Mais voilà : ce remodelage du « Grand Moyen Orient » a échoué. Les Chi’ites arrivent au pouvoir, Paul Bremer renvoie 300.000 policiers sunnites (membres du parti Baasiste pour la plupart). Les américains décident qu’aucun ancien membre du parti Baas ne sera membre du nouveau gouvernement ; du coup le ressentiment des sunnites chassés du pouvoir est décuplé contre les américains. Comme partout on avait sa carte au parti Baas pour avoir un emploi, pas par conviction politique… Or les sunnites sont au pouvoir depuis le début du XXème siècle et même depuis l’Empire Ottoman. Dépossédés du pouvoir par des hérétiques (Chi’ites et Kurdes) les sunnites refusent d’accepter leur défaite. Car une défaite non admise n’est pas une défaite. Ces sunnites vont continuer à se battre jusqu’en 2005, 2007 et 2008. Ils vont s’inspirer des luttes et guérillas vietnamiennes, cambodgiennes, alors que les États-Unis ne semblent pas avoir retenus les leçons de la guerre du Vietnam. Ils se battent, selon eux, au nom des « musulmans » contre des non-musulmans. Ces ex-baasistes se radicalisent et rejoignent les islamistes.
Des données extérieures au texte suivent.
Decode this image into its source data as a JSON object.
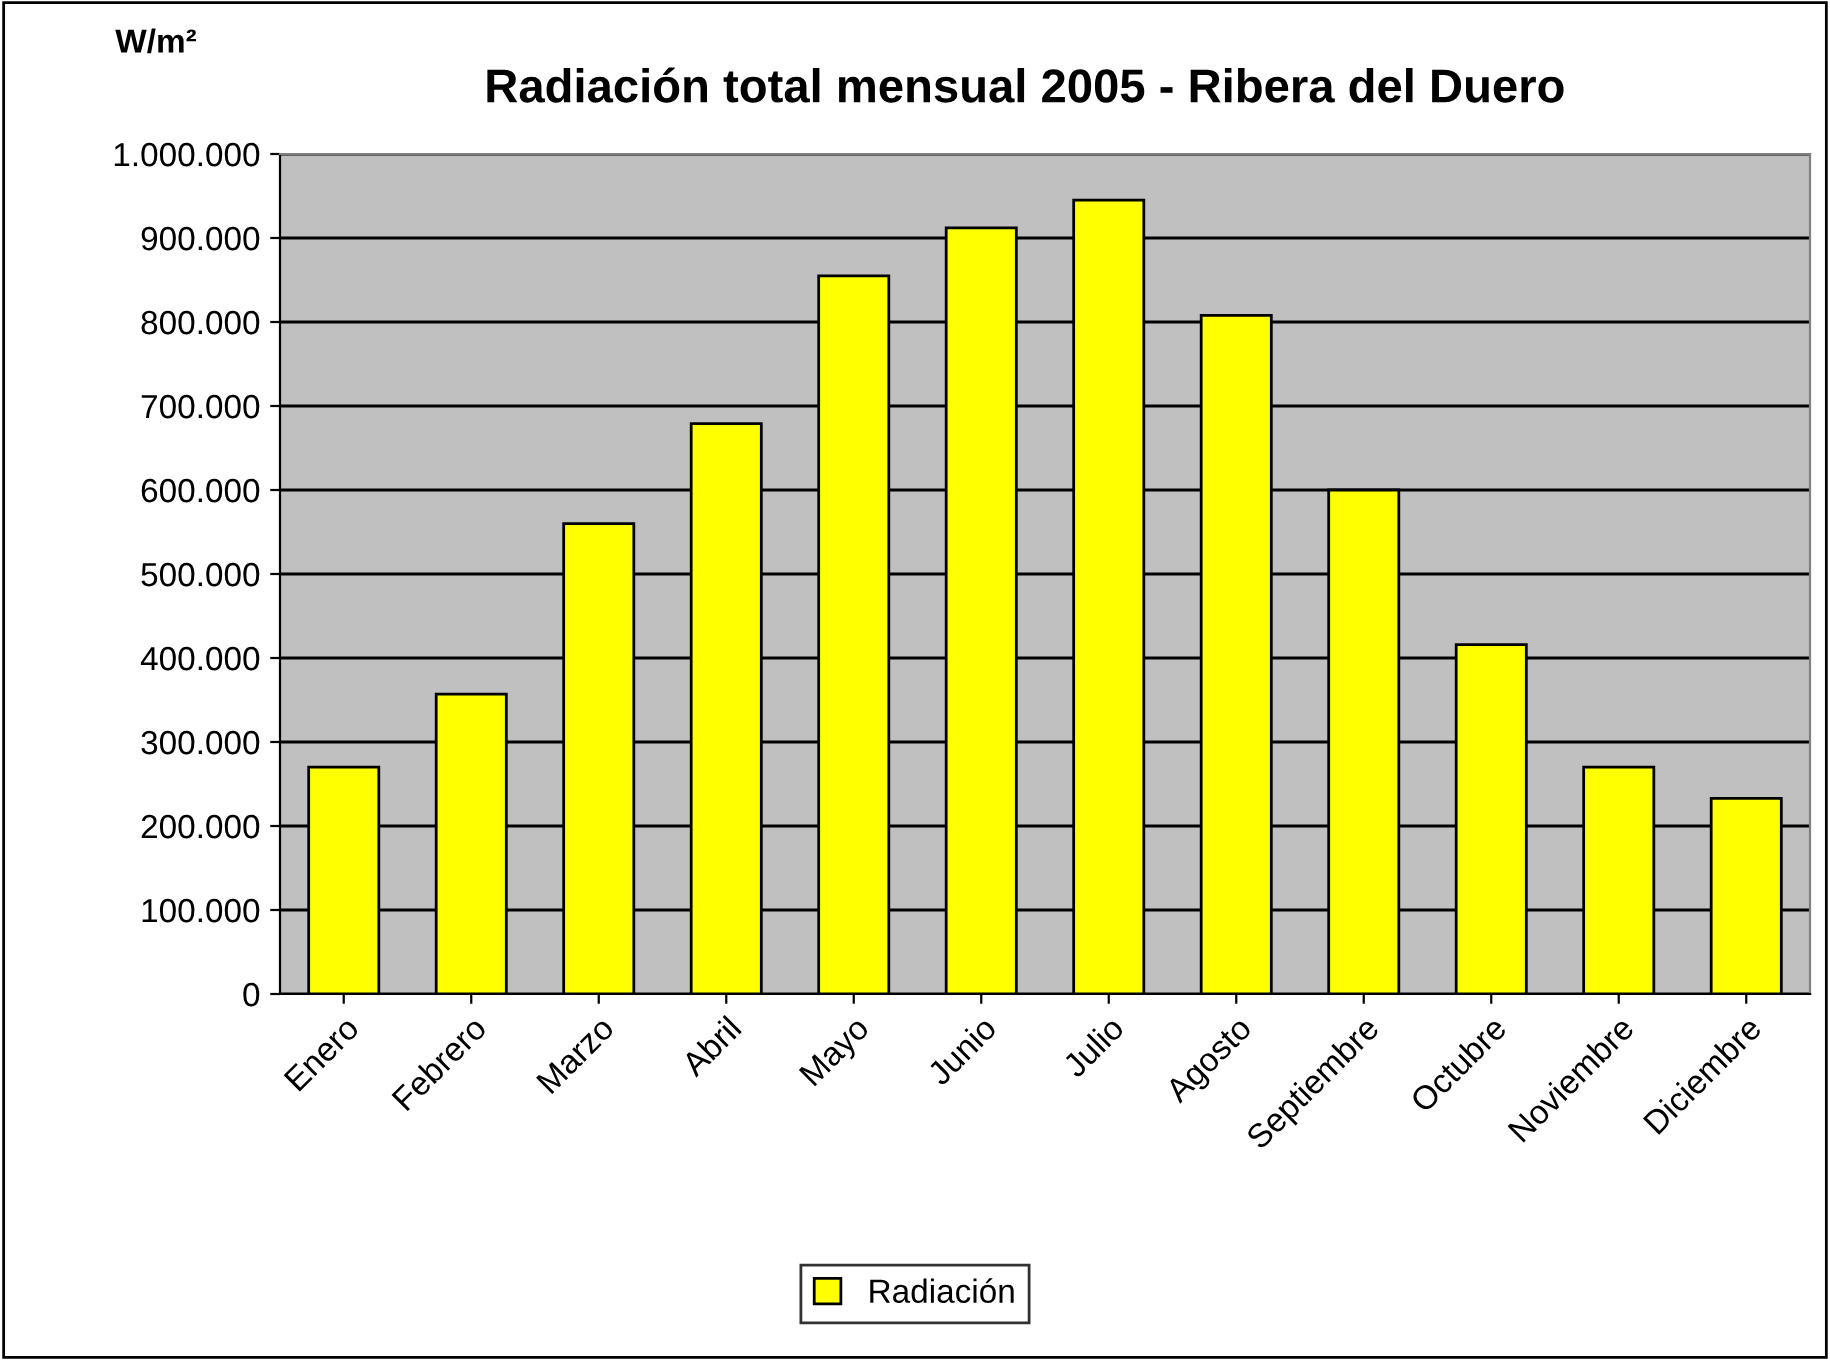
{
  "chart_data": {
    "type": "bar",
    "title": "Radiación total mensual 2005 - Ribera del Duero",
    "ylabel": "W/m²",
    "categories": [
      "Enero",
      "Febrero",
      "Marzo",
      "Abril",
      "Mayo",
      "Junio",
      "Julio",
      "Agosto",
      "Septiembre",
      "Octubre",
      "Noviembre",
      "Diciembre"
    ],
    "series": [
      {
        "name": "Radiación",
        "color": "#ffff00",
        "values": [
          270000,
          357000,
          560000,
          679000,
          855000,
          912000,
          945000,
          808000,
          600000,
          416000,
          270000,
          233000
        ]
      }
    ],
    "ylim": [
      0,
      1000000
    ],
    "yticks": [
      0,
      {
        "value": 100000,
        "label": "100.000"
      },
      {
        "value": 200000,
        "label": "200.000"
      },
      {
        "value": 300000,
        "label": "300.000"
      },
      {
        "value": 400000,
        "label": "400.000"
      },
      {
        "value": 500000,
        "label": "500.000"
      },
      {
        "value": 600000,
        "label": "600.000"
      },
      {
        "value": 700000,
        "label": "700.000"
      },
      {
        "value": 800000,
        "label": "800.000"
      },
      {
        "value": 900000,
        "label": "900.000"
      },
      {
        "value": 1000000,
        "label": "1.000.000"
      }
    ],
    "grid": "y",
    "legend": "bottom"
  }
}
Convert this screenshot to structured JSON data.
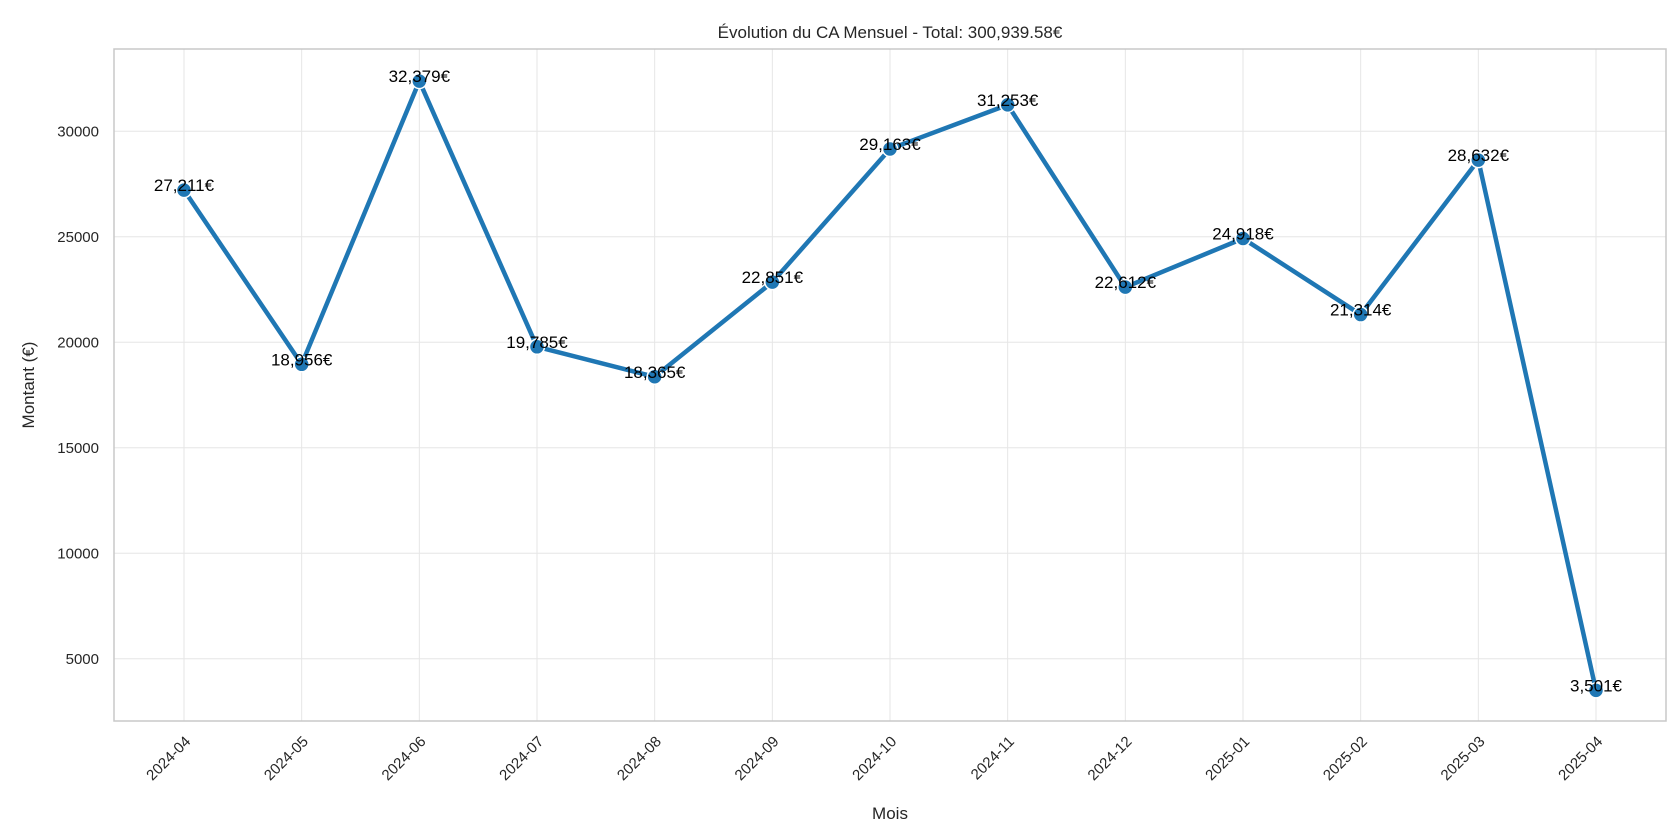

Daech qu’est-ce ? La base ce sont les « Frères musulmans » (1928 en Égypte), les saoudiens wahabbites qui veulent et soutiennent « l’Ouma ». La crise pétrolière de 1974 leur fournit des revenus inespérés (prix du pétrole X4), ils deviennent riches, construisent des mosquées et des madrasas. L’arrivée de Khomeiny au pouvoir à Téhéran en 1979 permet la naissance d’un état théocratique.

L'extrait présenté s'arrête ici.